According to James S. O’Rourke, teaching professor of management and organization at Notre Dame, the series seeks to “engage in some structured speculation about the future, specifically the decade ahead and the world we’re likely to inhabit ten years from now.” This year’s theme is “Artificial Intelligence: Promise and Peril.”
Jha began the lecture by priming the concept of an adversarial mindset.
“Machine learning is used in settings where there might be adversaries trying to manipulate it,” he said.
This manipulation can yield serious harm, irrespective of whether it is a mistake or induced by a malicious adversary.
“There were 17 fatalities [and] 736 crashes due to the Tesla Autopilot … Amazon had an AI tool for sorting out resumes, and it showed severe bias against women,” Jha said.

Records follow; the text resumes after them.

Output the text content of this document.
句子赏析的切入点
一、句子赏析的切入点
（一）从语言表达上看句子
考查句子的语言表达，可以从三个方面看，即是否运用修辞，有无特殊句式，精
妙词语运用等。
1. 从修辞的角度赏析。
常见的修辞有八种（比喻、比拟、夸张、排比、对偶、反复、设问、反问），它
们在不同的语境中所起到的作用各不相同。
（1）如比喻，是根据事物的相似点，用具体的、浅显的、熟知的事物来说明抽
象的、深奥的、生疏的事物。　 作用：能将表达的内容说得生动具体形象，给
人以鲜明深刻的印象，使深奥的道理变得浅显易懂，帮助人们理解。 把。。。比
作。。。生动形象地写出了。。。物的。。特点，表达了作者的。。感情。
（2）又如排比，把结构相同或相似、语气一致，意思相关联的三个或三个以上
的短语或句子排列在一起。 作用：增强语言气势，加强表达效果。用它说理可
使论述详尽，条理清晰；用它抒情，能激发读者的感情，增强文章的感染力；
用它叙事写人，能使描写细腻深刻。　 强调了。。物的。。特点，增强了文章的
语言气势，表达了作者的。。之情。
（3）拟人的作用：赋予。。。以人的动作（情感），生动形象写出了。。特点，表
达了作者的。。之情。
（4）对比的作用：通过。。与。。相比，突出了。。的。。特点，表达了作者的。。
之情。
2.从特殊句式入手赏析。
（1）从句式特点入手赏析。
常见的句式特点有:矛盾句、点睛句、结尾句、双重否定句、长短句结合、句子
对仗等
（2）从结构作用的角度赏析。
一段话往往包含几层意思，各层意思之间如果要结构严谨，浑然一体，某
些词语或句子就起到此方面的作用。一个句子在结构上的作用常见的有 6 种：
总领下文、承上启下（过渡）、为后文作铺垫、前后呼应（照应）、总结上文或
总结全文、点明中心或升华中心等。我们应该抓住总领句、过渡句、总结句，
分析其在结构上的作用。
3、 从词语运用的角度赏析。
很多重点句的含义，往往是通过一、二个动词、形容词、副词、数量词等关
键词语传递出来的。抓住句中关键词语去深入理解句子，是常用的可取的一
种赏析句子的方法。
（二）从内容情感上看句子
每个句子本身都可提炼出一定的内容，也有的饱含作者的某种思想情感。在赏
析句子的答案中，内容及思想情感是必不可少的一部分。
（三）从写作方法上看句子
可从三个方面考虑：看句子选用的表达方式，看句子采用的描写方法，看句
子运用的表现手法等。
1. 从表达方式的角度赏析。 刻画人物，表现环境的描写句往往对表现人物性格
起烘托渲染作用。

While countries have been introducing AI regulations to mandate practices such as using high-quality, diverse datasets to train the models, Jha said they are largely insufficient.
“There is a gap between the laws and what can be done [with AI],” he said.
Jha explained that the age, generational differences and lack of technical expertise of policymakers inhibit the responsive legislation needed to keep up with the rapid developments in AI.
“I don’t know what the solution is other than education and involving more technical actors,” he said.
Jha thus underscored the importance of a security and privacy mindset in the field of machine learning.
“The basic premise of the talk is that you need the security mindset to think about these machine learning systems,” he said, “it’s not enough to just look at accuracy.”
The absence of a security mindset has also been evident with the leading experts in the field, according to Jha.
“If these [experts] can miss some of the security issues, imagine what other people are missing right?” he said.
However, when models do get trained to account for privacy, Jha said there “[is] a big accuracy drop.” With differential privacy models, which seek to protect the identity of individuals, there is a tradeoff with utility.
Moreover, the recent developments in generative AI have complicated the landscape even further, providing another tool for attackers. Jha said spear-phishing, deepfakes and the propagation of fake news have distinctly worsened as a result.
“Large language models have completely changed the game,” he said. “It has basically given the advantage to attackers rather than the defenders … it has put a wrinkle in what we think attackers can do.”
Jha concluded his talk by acknowledging that there is not much that can be done but expressing hope that technology will reach the point of insulating society against trained attackers.